Special Issue of Emerging Computing Chip Design
TAN Jiahui, SU Jiongzhe, ZHOU Rong, ZHANG Chunzheng, CAI Hao
Computing-In-Memory (CIM) based on Spin Transfer Torque Magnetic Random Access Memory (STT-MRAM) is expected to be an effective way to overcome the "memory wall" bottleneck. This paper proposes a high-energy-efficient CIM design scheme for STT-MRAM in the time domain: a custom series-connected memory cell structure, through the series connection of transistors and complementary MTJ design, forms a magnetic resistance chain of multiple rows of memory cells in the computing mode, and combines a time-domain conversion circuit to convert the resistance value into a pulse delay signal. Further, a complementary series array architecture is designed, generating differential time signals through the separate storage of positive and negative weights to support signed number calculations. In terms of quantization circuit design, a Successive Approximation Register (SAR) Time-to-Digital Converter (TDC) is proposed, which adopts a structure combining a voltage-adjustable delay chain and a flip-flop. To achieve multi-bit multiply-accumulate operations, a signed number weight encoding scheme and a digital post-processing architecture are proposed. Through encoding weight mapping and digital shift-accumulate algorithms, the 8-bit input and 8-bit weight multiply-accumulate operation is decomposed into low 5-bit time-domain calculation and high-bit digital-domain calculation, outputting a 21-bit full-precision result.

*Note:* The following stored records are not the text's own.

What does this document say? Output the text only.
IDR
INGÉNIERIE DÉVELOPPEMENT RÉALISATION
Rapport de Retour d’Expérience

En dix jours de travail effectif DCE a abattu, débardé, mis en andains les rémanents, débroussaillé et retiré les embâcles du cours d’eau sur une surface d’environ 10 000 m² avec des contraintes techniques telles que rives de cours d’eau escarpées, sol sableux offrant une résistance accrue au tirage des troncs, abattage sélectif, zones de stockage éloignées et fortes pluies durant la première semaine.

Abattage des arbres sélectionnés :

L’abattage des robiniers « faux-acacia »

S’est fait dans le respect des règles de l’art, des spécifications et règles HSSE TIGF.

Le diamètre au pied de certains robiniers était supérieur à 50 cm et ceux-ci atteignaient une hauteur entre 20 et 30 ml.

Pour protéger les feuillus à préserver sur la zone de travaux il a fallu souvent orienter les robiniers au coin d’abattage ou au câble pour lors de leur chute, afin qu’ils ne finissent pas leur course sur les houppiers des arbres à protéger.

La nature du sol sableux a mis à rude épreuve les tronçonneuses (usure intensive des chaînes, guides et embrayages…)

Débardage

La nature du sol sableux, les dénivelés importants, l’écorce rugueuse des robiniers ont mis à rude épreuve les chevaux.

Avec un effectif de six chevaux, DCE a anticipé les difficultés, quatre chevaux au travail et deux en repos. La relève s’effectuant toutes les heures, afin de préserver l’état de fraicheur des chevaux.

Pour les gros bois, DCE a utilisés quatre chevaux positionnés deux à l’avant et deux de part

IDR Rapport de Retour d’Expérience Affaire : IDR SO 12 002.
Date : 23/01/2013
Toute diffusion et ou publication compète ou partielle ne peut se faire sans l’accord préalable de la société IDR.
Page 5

Based on the 28 nm CMOS process, the layout design and post-simulation were completed. At 0.9 V voltage, a 9-bit multiply-accumulate operation with a resolution margin of 270 ps was achieved, with an energy consumption of only 16 fJ per operation. The designed 5-bit SAR-TDC achieves high linearity conversion from time to digital. A 9 Kb time-domain CIM macrocell with an area of 0.026 mm2 was designed, including a memory cell array, SAR-TDC module, computing circuit, and read-write control circuit. The macrocell can achieve energy efficiencies of 26.4 TOPS/W and 42.8 TOPS/W when performing convolutional layer and fully connected layer calculations, respectively, while achieving 8-bit precision calculation and an area efficiency of 0.523 TOPS/mm2.